Yesterday I wrote a satirical piece mocking the loathsome, thuggish, and hysterical Dr. Karin Calvo-Goller, a professor who responded to a rather mildly negative book review with a criminal libel proceeding in French Court.
Last night I got the following email:
Dear Ken,
Finally someone who is able to see beyond the picture presented so far by the media.
Whatever the outcome, once I have the judgement, I will have it translated and send you a copy.I am a French national.
Best regards
Karin
I Googled the address this email came from — calvolaw@netvision.net.il — and found that it has repeatedly been used by Dr. Michael Calvo, Dr. Karin Calvo-Goller's husband.
This raises several fascinating possibilities.
1. Someone who wishes to make one or both of the Doctors Calvo to look like morons has some minor skill with spoofing email addresses.
2. Dr. Karin Calvo-Goller may or may not use her husband's email address to email random obscure bloggers.
3. Dr. Michael Calvo may or may not be flitting about the internet posing as his wife for uncertain purposes.
4. Dr. Karin Calvo-Goller, and/or her husband Dr. Michael Calvo, might be too stupid to recognize satire, even the sort of broad, even-an-idiot-can-recognize-it satire for which I am known. This is consistent with them writing a poorly-reviewed book that is primarily made up of regurgitation of the statute and rules of the ICC, and the sense of dull-witted entitlement necessary to file criminal charges for being criticized.

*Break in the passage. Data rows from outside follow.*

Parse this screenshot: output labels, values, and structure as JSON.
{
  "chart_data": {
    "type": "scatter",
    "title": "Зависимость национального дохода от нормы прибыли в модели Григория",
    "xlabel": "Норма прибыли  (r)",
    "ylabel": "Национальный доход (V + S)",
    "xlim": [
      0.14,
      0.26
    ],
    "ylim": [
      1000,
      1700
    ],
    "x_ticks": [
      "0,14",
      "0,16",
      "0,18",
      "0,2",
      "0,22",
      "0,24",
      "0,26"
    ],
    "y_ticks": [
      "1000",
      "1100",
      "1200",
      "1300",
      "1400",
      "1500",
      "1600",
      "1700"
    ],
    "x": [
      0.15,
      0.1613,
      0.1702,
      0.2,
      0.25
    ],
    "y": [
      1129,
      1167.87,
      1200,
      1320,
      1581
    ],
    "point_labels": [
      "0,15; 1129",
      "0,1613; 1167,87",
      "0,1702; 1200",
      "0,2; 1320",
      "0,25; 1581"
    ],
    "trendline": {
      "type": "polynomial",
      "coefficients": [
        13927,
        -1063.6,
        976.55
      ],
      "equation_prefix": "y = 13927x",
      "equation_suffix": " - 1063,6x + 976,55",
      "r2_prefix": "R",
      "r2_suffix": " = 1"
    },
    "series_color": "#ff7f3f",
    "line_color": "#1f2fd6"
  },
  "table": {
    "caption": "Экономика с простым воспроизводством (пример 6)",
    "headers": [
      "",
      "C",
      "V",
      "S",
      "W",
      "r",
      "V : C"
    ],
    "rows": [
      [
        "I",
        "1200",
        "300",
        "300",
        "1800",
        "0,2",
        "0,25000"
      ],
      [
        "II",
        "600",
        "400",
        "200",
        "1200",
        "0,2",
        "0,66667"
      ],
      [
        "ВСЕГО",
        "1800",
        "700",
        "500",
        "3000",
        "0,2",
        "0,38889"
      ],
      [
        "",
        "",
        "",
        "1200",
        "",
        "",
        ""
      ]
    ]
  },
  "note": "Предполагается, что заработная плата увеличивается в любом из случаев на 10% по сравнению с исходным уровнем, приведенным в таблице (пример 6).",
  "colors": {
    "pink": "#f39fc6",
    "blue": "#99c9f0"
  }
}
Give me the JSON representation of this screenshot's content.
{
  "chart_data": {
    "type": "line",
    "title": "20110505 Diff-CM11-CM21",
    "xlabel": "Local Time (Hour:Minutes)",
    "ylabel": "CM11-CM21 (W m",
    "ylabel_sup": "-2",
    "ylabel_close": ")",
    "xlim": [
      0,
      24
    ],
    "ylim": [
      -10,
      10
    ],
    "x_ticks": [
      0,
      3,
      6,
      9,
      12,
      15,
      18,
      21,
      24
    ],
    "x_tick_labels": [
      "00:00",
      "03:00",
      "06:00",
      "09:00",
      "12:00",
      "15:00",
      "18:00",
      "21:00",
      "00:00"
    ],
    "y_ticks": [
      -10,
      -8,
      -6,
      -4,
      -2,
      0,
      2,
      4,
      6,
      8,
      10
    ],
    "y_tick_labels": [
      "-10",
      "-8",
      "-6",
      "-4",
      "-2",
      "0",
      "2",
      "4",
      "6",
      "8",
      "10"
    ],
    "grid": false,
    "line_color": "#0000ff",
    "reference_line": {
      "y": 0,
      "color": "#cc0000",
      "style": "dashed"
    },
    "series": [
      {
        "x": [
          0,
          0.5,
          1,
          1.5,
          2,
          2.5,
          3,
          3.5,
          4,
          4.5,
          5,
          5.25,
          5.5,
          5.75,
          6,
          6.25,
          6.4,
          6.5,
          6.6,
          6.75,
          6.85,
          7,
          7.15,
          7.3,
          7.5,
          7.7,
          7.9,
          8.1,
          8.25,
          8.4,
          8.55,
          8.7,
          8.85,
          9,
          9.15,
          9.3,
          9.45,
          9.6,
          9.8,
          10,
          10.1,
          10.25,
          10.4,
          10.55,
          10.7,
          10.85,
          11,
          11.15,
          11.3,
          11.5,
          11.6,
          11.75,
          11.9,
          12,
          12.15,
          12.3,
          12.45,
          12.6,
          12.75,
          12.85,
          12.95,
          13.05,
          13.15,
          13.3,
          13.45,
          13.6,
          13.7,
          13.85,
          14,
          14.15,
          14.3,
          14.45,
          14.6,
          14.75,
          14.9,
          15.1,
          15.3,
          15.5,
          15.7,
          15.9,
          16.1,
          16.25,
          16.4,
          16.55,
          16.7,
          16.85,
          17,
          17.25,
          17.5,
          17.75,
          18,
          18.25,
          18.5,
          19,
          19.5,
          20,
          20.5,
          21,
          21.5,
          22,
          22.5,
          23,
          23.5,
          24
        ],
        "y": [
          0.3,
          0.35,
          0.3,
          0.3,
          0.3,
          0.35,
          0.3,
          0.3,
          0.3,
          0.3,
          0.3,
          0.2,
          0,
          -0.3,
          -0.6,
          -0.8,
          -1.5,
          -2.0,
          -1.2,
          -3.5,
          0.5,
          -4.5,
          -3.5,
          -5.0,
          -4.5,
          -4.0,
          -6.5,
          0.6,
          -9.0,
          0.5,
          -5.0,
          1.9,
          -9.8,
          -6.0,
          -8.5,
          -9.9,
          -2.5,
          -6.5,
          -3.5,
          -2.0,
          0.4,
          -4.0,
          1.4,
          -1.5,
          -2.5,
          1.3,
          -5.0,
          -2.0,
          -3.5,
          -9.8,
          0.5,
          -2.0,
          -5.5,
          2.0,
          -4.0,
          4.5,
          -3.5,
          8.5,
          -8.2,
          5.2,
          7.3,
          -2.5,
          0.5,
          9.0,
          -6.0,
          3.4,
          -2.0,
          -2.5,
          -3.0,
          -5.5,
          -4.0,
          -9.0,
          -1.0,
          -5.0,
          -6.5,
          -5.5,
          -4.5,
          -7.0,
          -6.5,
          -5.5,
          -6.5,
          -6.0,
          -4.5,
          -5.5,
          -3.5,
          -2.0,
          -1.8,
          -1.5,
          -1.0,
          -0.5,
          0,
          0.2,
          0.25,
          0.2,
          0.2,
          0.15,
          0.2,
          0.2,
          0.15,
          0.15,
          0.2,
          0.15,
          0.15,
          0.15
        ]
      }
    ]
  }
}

5. Dr. Karin Calvo-Goller, and/or her husband Dr. Michael Calvo, might have a rudimentary sense of humor, and be pretending to take the satire at face value for comic effect. Though having a sense of humor, particularly at one's own expense, is a virtue, indulging that sense of humor rather than accepting responsibility for bad behavior is not. This possibility suggests that not only is Dr. Karin Calvo-Goller a censorious douche, she thinks it's amusing that people object to her being a censorious douche. That makes her a notable asshole, even in the realm of academia.
I suppose that by saying all of this, I, too, run the risk of being summoned by a French court, if Dr. Calvo-Goller files a criminal complaint against me in France. I don't have the free time or inclination to take Professor Weiler's approach of traveling to France to fight such a case. I suppose I'll have to avoid France. I had planned on visiting again some day, but I can make do without. There are plenty of people here who will sneer at my accent. We have home-grown censorious turds in America; I don't need to travel to Europe to observe them. There are plenty of people who are inexplicably superior locally. And certainly in America we have folks who are agitated about the intrusion of foreign languages, despite the prevalence of elements of their own language across the world. I can get overpriced and overrated food here served by oddly haughty waiters (here they're haughty because their screenplay is totally getting read at Paramount, but the principle is the same). And now we have people protesting over their swollen sense of entitlement to have taxpayers continue to pay their benefits without question. Why would I need to visit France?